L’heure du bilan. Suite à l’annonce des dernières mesures budgétaires de 2022, les économistes analysent le bilan fiscal et social des actions entreprises durant le quinquennat d'Emmanuel Macron. Une étude publiée le 16 novembre par l’Institut des politiques publiques (IPP), un organisme de recherche associé à l’École d’économie de Paris, révèle que, bien que les baisses d’impôt aient touché une majorité de Français, les plus favorisés ont indéniablement été les plus gagnants.
Une manne de 24 milliards d’euros
Les mesures fiscales cumulées durant ces cinq années ont accru le niveau de vie des ménages, créant un surplus global dépassant 24 milliards d’euros pour l’ensemble des Français. Cependant, cette répartition n’est ni équitable ni homogène. Contrairement aux affirmations de Bercy, qui revendique une hausse de 4 % pour les ménages modestes, l’IPP souligne que les 5 % des Français les plus pauvres ont même subi une baisse de leur niveau de vie. Exonérés de la taxe d’habitation, ces ménages ont été pénalisés par l’augmentation de la fiscalité sur le tabac et les carburants, sans voir leurs retraites indexées à la hausse.

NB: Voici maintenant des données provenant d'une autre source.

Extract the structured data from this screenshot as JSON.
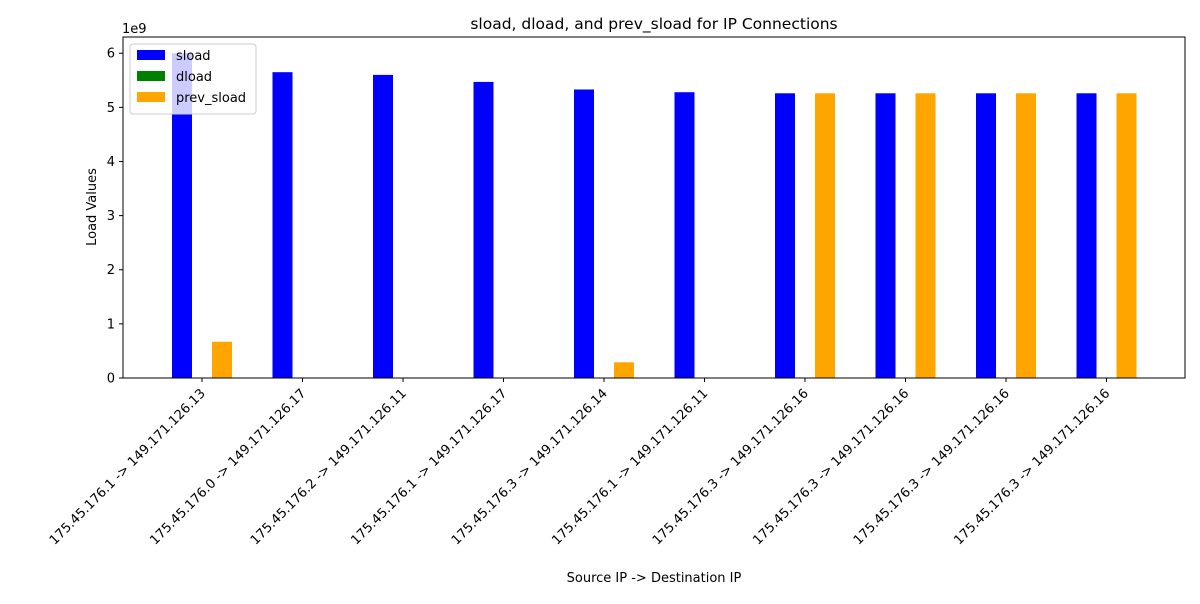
{
  "chart_data": {
    "type": "bar",
    "title": "sload, dload, and prev_sload for IP Connections",
    "xlabel": "Source IP -> Destination IP",
    "ylabel": "Load Values",
    "y_offset_label": "1e9",
    "ylim": [
      0,
      6.3
    ],
    "y_ticks": [
      0,
      1,
      2,
      3,
      4,
      5,
      6
    ],
    "grid": false,
    "legend_position": "top-left",
    "categories": [
      "175.45.176.1  -> 149.171.126.13",
      "175.45.176.0  -> 149.171.126.17",
      "175.45.176.2  -> 149.171.126.11",
      "175.45.176.1  -> 149.171.126.17",
      "175.45.176.3  -> 149.171.126.14",
      "175.45.176.1  -> 149.171.126.11",
      "175.45.176.3  -> 149.171.126.16",
      "175.45.176.3  -> 149.171.126.16",
      "175.45.176.3  -> 149.171.126.16",
      "175.45.176.3  -> 149.171.126.16"
    ],
    "series": [
      {
        "name": "sload",
        "color": "#0000ff",
        "values": [
          6.0,
          5.65,
          5.6,
          5.47,
          5.33,
          5.28,
          5.26,
          5.26,
          5.26,
          5.26
        ]
      },
      {
        "name": "dload",
        "color": "#008000",
        "values": [
          0,
          0,
          0,
          0,
          0,
          0,
          0,
          0,
          0,
          0
        ]
      },
      {
        "name": "prev_sload",
        "color": "#ffa500",
        "values": [
          0.67,
          0,
          0,
          0,
          0.29,
          0,
          5.26,
          5.26,
          5.26,
          5.26
        ]
      }
    ]
  }
}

Les chiffres parlent d'eux-mêmes
Pour les 95 % restants de la population, la tendance est plus claire. Le niveau de vie des ménages modestes a progressé d'environ 2 %, alors que les classes moyennes ont vu une augmentation comprise entre 1,3 % et 1,8 %. En revanche, les ménages les plus riches, représentant 1 % de la population, ont bénéficié d'une hausse de 2,8 %. D’autant plus, au sein de cette catégorie, le décile le plus riche a largement profité des mesures grâce à la suppression de l’ISF et à la mise en place de la flat tax sur les revenus du patrimoine. L’IPP ne se limite pas à un simple pourcentage ; elle traduit ces données en euros : les moins précaires n'ont vu qu'une perte marginale, alors que les ménages les plus aisés ont gagné plus de 3 000 €.
Une politique biaisée par la situation professionnelle
Cet examen confirme que le quinquennat a principalement favorisé les ménages aisés. Selon Brice Fabre, économiste à l’IPP, « Les effets sont très concentrés sur le dernier centile ». Cependant, d'autres facteurs, comme les revenus d'activité, jouent un rôle déterminant. La hausse de la prime d’activité et le passage d'une politique de baisse des cotisations à une augmentation de la CSG ont accentué les gains pour les salariés. En moyenne, les ménages actifs constatent une hausse de 3,5 % de leur niveau de vie. Néanmoins, les ménages sans revenus d'activité, notamment certains retraités, voient leur situation retomber.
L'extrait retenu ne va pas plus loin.